Mit vereinten Kräften

Erfreulich ist, dass die inländischen Treibhausgasemissionen seit 1990 um 18 Prozent gesunken sind. Dennoch wurde das angestrebte Ziel knapp verfehlt. 2021 lag die Menge der ausgestossenen Treibhausgase noch immer bei 45,2 Millionen Tonnen CO2-Äquivalenten. Das macht rund fünf Tonnen pro Person. Doch das ist erst die halbe Wahrheit: Rechnet man die im Ausland verursachten Emissionen der importierten Güter hinzu, so liegen die Pro-Kopf-Emissionen laut dem Bundesamt für Umwelt doppelt so hoch bei rund zehn Tonnen und somit weit über dem weltweiten Durchschnitt von sechs Tonnen CO2-Äquivalenten pro Person.

Damit die Schweiz in den kommenden Jahren Kurs auf die anvisierten Klimaziele nehmen kann, braucht es vereinte Kräfte. Es sind Bemühungen auf politischer Ebene notwendig, aber auch bei den Unternehmen und letztlich bei jedem Einzelnen. Gleichzeitig müssen innovative Technologien weiterentwickelt und gefördert werden, welche die Dekarbonisierung in allen Bereichen voranbringen.

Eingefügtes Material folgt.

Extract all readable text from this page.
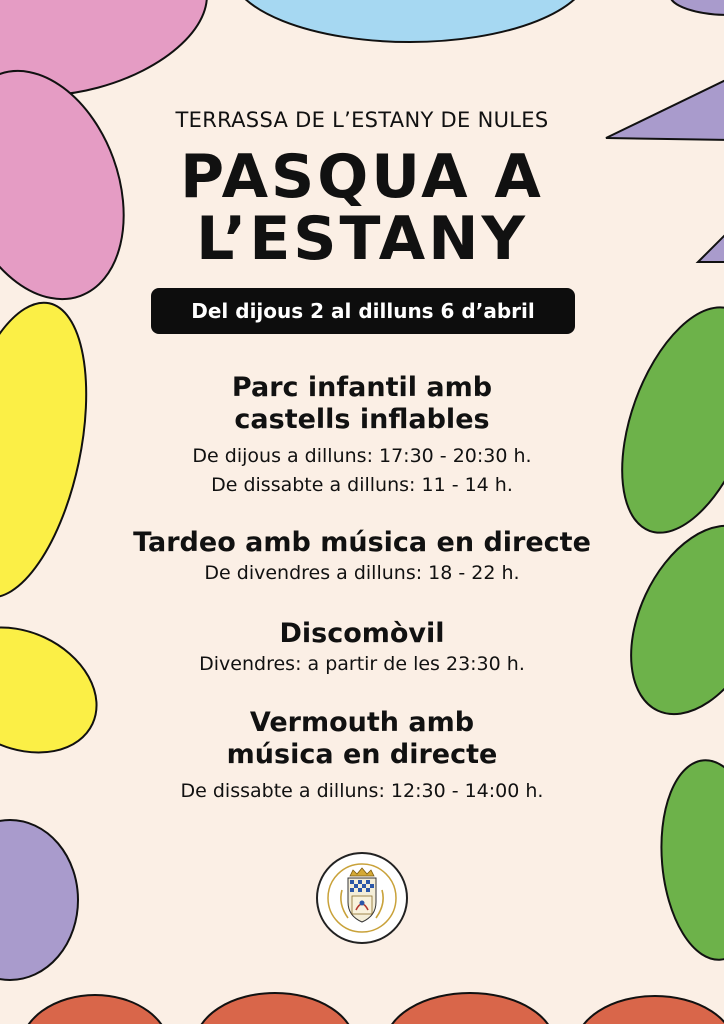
TERRASSA DE L’ESTANY DE NULES
PASQUA A
L’ESTANY
Del dijous 2 al dilluns 6 d’abril
Parc infantil amb
castells inflables
De dijous a dilluns: 17:30 - 20:30 h.
De dissabte a dilluns: 11 - 14 h.
Tardeo amb música en directe
De divendres a dilluns: 18 - 22 h.
Discomòvil
Divendres: a partir de les 23:30 h.
Vermouth amb
música en directe
De dissabte a dilluns: 12:30 - 14:00 h.
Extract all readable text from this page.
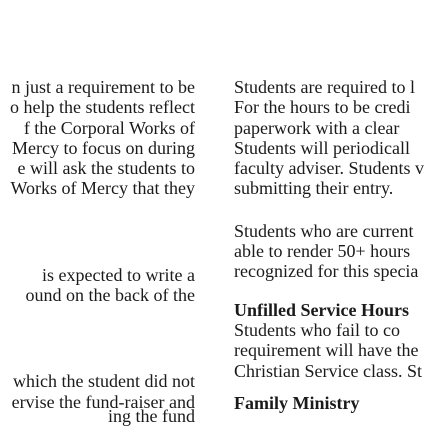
n just a requirement to be
o help the students reflect
f the Corporal Works of
Mercy to focus on during
e will ask the students to
Works of Mercy that they
is expected to write a
ound on the back of the
which the student did not
ervise the fund-raiser and
ing the fund
Students are required to l
For the hours to be credi
paperwork with a clear
Students will periodicall
faculty adviser. Students v
submitting their entry.
Students who are current
able to render 50+ hours
recognized for this specia
Unfilled Service Hours
Students who fail to co
requirement will have the
Christian Service class. St
Family Ministry
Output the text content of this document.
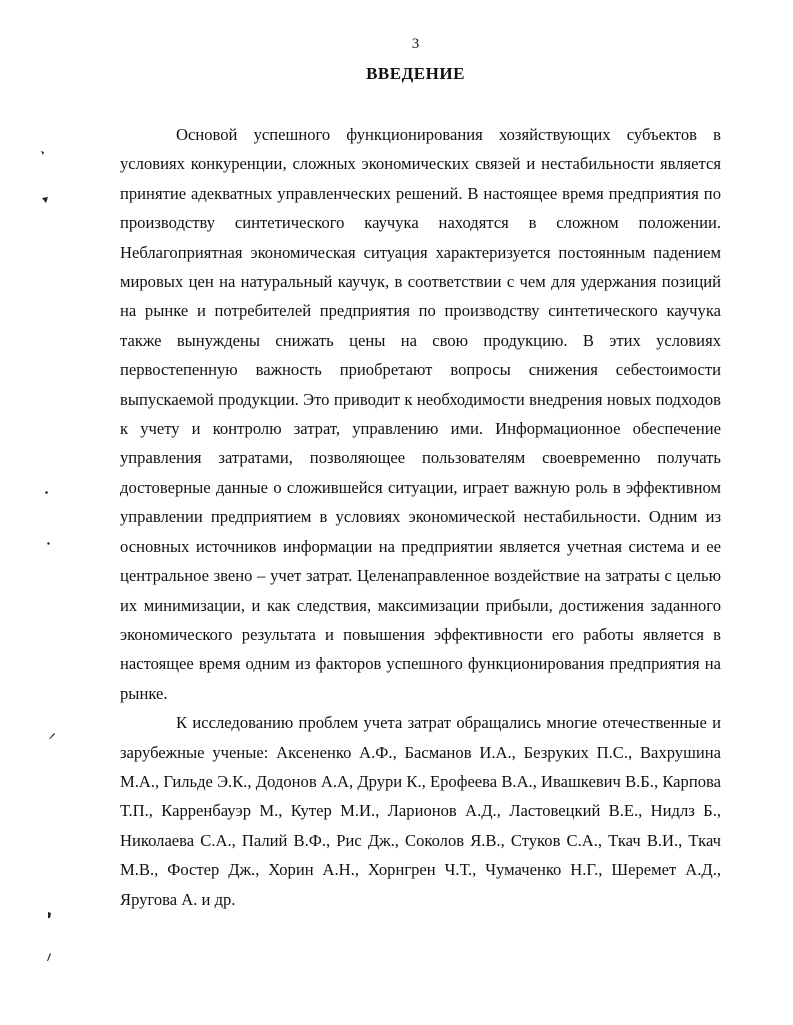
3
ВВЕДЕНИЕ

Основой успешного функционирования хозяйствующих субъектов в условиях конкуренции, сложных экономических связей и нестабильности является принятие адекватных управленческих решений. В настоящее время предприятия по производству синтетического каучука находятся в сложном положении. Неблагоприятная экономическая ситуация характеризуется постоянным падением мировых цен на натуральный каучук, в соответствии с чем для удержания позиций на рынке и потребителей предприятия по производству синтетического каучука также вынуждены снижать цены на свою продукцию. В этих условиях первостепенную важность приобретают вопросы снижения себестоимости выпускаемой продукции. Это приводит к необходимости внедрения новых подходов к учету и контролю затрат, управлению ими. Информационное обеспечение управления затратами, позволяющее пользователям своевременно получать достоверные данные о сложившейся ситуации, играет важную роль в эффективном управлении предприятием в условиях экономической нестабильности. Одним из основных источников информации на предприятии является учетная система и ее центральное звено – учет затрат. Целенаправленное воздействие на затраты с целью их минимизации, и как следствия, максимизации прибыли, достижения заданного экономического результата и повышения эффективности его работы является в настоящее время одним из факторов успешного функционирования предприятия на рынке.

К исследованию проблем учета затрат обращались многие отечественные и зарубежные ученые: Аксененко А.Ф., Басманов И.А., Безруких П.С., Вахрушина М.А., Гильде Э.К., Додонов А.А, Друри К., Ерофеева В.А., Ивашкевич В.Б., Карпова Т.П., Карренбауэр М., Кутер М.И., Ларионов А.Д., Ластовецкий В.Е., Нидлз Б., Николаева С.А., Палий В.Ф., Рис Дж., Соколов Я.В., Стуков С.А., Ткач В.И., Ткач М.В., Фостер Дж., Хорин А.Н., Хорнгрен Ч.Т., Чумаченко Н.Г., Шеремет А.Д., Яругова А. и др.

Klares Bekenntnis zu Netto-Null Treibhausgasemissionen

Einer der grossen Verursacher von CO2-Emissionen in der Schweiz ist der Gebäudebereich. Er ist für rund elf Millionen Tonnen CO2 verantwortlich, was rund einem Viertel der Emissionen entspricht. Obwohl sich hier in den vergangenen Jahren bereits viel bewegt hat und der Gebäudesektor seine Emissionen seit 1990 um rund ein Drittel senken konnte, bleibt keine Zeit, sich auf den Lorbeeren auszuruhen. «Die Bauwirtschaft kann einen sehr wichtigen und seit der Annahme des Klimaschutzgesetzes durch die Stimmbevölkerung auch einen sehr klaren Beitrag leisten, um die Klimaziele zu erreichen», ist Cristina Schaffner überzeugt. Sie ist Direktorin von Bauenschweiz, dem Dachverband der Schweizer Bauwirtschaft. «Die Bauwirtschaft ist mit zwölf Prozent des Bruttoinlandprodukts eine wichtige Wirtschaftsstütze und will ihre Rolle und Verantwortung beim Erreichen dieser Ziele wahrnehmen», sagt Schaffner. Bauenschweiz hat sich deshalb für eine Annahme des Klima- und Innovationsgesetzes im Juni 2023 eingesetzt.

Interdisziplinär planen

Der Dachverband hat ein Positionspapier erarbeitet, das die Richtlinien für die Branche vorgibt. So soll das nachhaltige Planen, Bauen und Bewirtschaften künftig für alle am Bau Beteiligten gelten und bereits früh im Entwicklungsprozess adressiert werden. Damit dies gelingt, braucht es unter anderem eine gut funktionierende und interdisziplinäre Zusammenarbeitskultur, eine Lebenszyklusbetrachtung wie auch Mut zu Innovationen.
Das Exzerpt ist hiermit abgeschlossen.